Since the beginning of the pandemic, hill of iamhill has leaned into her fascination with technology. As the clubs she used to perform in closed their doors, she began diving into frontend web development and landed a job as a contracted engineer with a startup out of California called Pex. Pex is a digital rights technology company that enables fair and transparent use of copyrighted content at the scale and speed of the internet. Their mission is to empower creators, platforms, and rightsholders alike, which is perfectly aligned with hill’s vision for the future of the global creator’s landscape. Spending five years in a Publishing deal with Ultra Music, a Sony subsidiary, left hill with a new appreciation for creative autonomy and IP ownership. More to that end, in the fall of 2021, hill co-produced and co-released her first audio-visual NFT with a team of creatives out of Los Angeles and the Bay Area, and has already onboarded to platforms such as Catalog, which prioritize the minting of music NFTs. 

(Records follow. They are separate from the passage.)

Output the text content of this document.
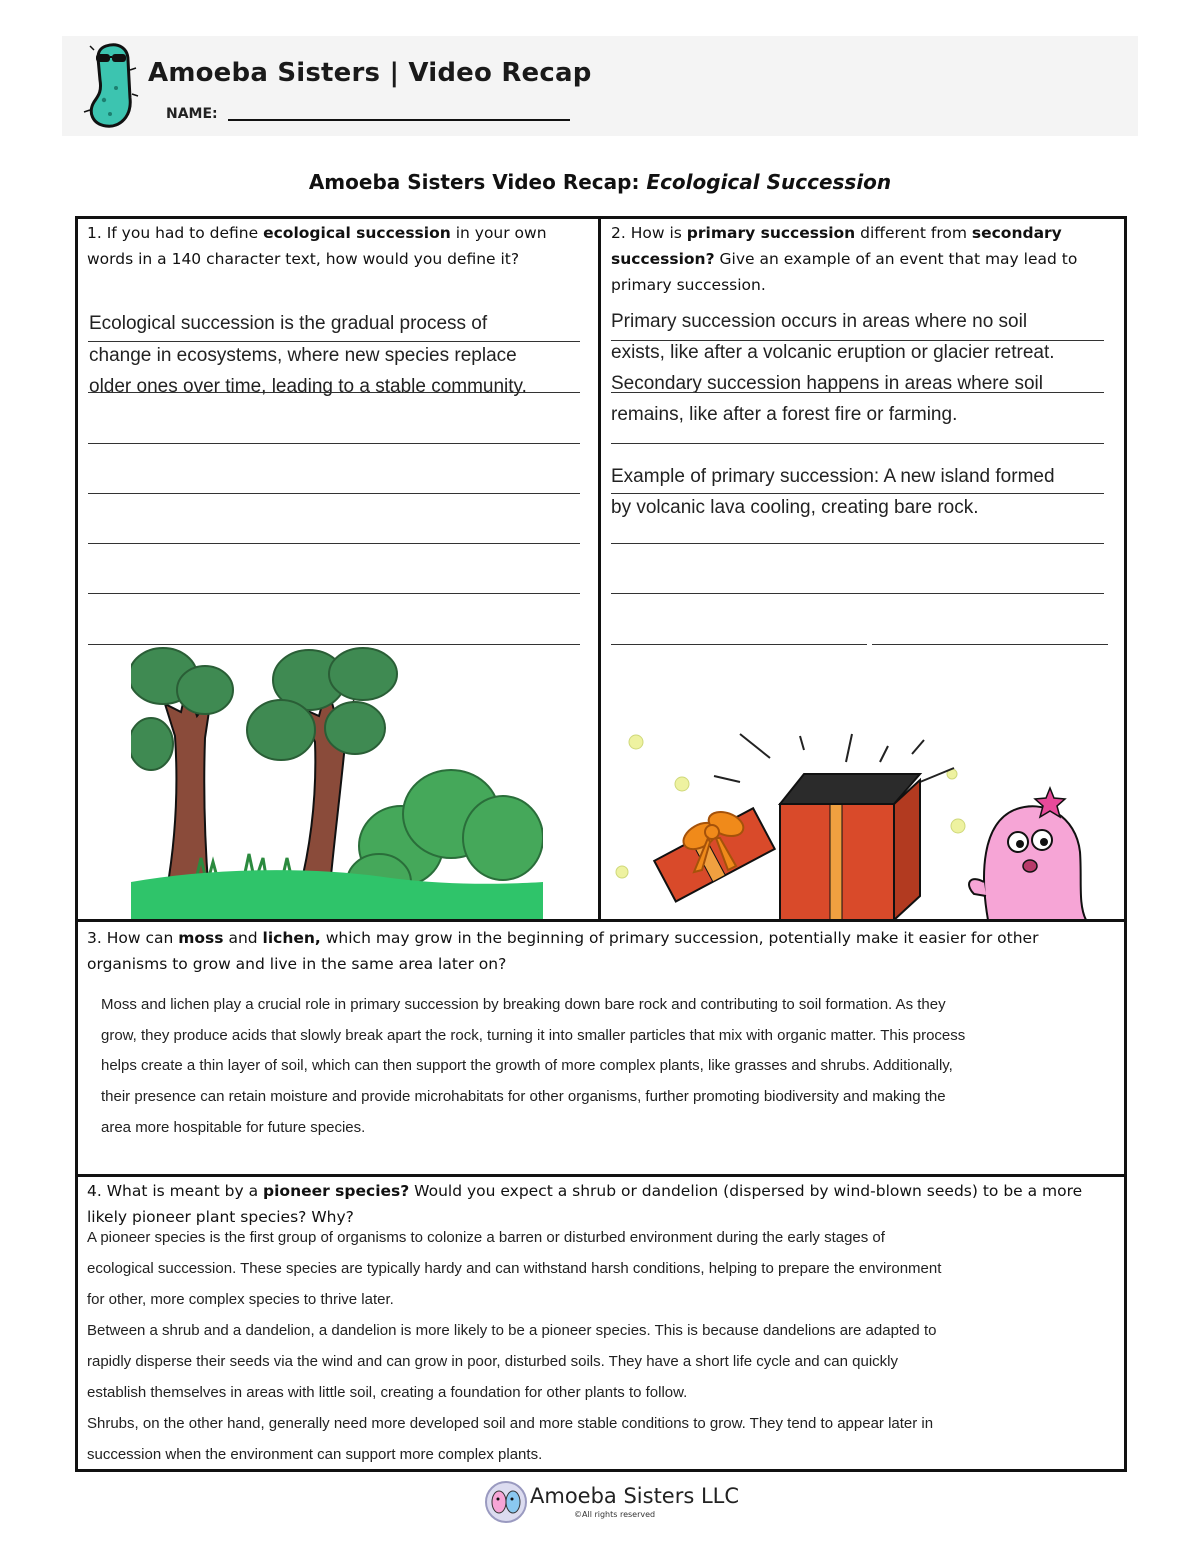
Amoeba Sisters | Video Recap
NAME:
Amoeba Sisters Video Recap: Ecological Succession
1. If you had to define ecological succession in your own words in a 140 character text, how would you define it?
Ecological succession is the gradual process of
change in ecosystems, where new species replace
older ones over time, leading to a stable community.
2. How is primary succession different from secondary succession? Give an example of an event that may lead to primary succession.
Primary succession occurs in areas where no soil
exists, like after a volcanic eruption or glacier retreat.
Secondary succession happens in areas where soil
remains, like after a forest fire or farming.
Example of primary succession: A new island formed
by volcanic lava cooling, creating bare rock.
3. How can moss and lichen, which may grow in the beginning of primary succession, potentially make it easier for other organisms to grow and live in the same area later on?
Moss and lichen play a crucial role in primary succession by breaking down bare rock and contributing to soil formation. As they
grow, they produce acids that slowly break apart the rock, turning it into smaller particles that mix with organic matter. This process
helps create a thin layer of soil, which can then support the growth of more complex plants, like grasses and shrubs. Additionally,
their presence can retain moisture and provide microhabitats for other organisms, further promoting biodiversity and making the
area more hospitable for future species.
4. What is meant by a pioneer species? Would you expect a shrub or dandelion (dispersed by wind-blown seeds) to be a more likely pioneer plant species? Why?
A pioneer species is the first group of organisms to colonize a barren or disturbed environment during the early stages of
ecological succession. These species are typically hardy and can withstand harsh conditions, helping to prepare the environment
for other, more complex species to thrive later.
Between a shrub and a dandelion, a dandelion is more likely to be a pioneer species. This is because dandelions are adapted to
rapidly disperse their seeds via the wind and can grow in poor, disturbed soils. They have a short life cycle and can quickly
establish themselves in areas with little soil, creating a foundation for other plants to follow.
Shrubs, on the other hand, generally need more developed soil and more stable conditions to grow. They tend to appear later in
succession when the environment can support more complex plants.
Amoeba Sisters LLC
©All rights reserved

Over the past year, hill also found the time to release an album she co-produced and wrote with her now-counterpart in the iamhill project, Mike Schlosser. What made this album unique is that it was also deconstructed and distributed as a sample pack by Black Octopus Sounds, who launched their adjacent record label, Black Octopus Music, in order to release the source album, Nobody Wants to Be My Friend. 

hill is currently working with an independent label, Text Me Records,  out of San Francisco to release her forthcoming album (also co-created by Mike Schlosser). The project will see iamhill diving deeper into how "our lives are increasingly non-human." Says hill: "We were not built - nor have we evolved - to manage this shift."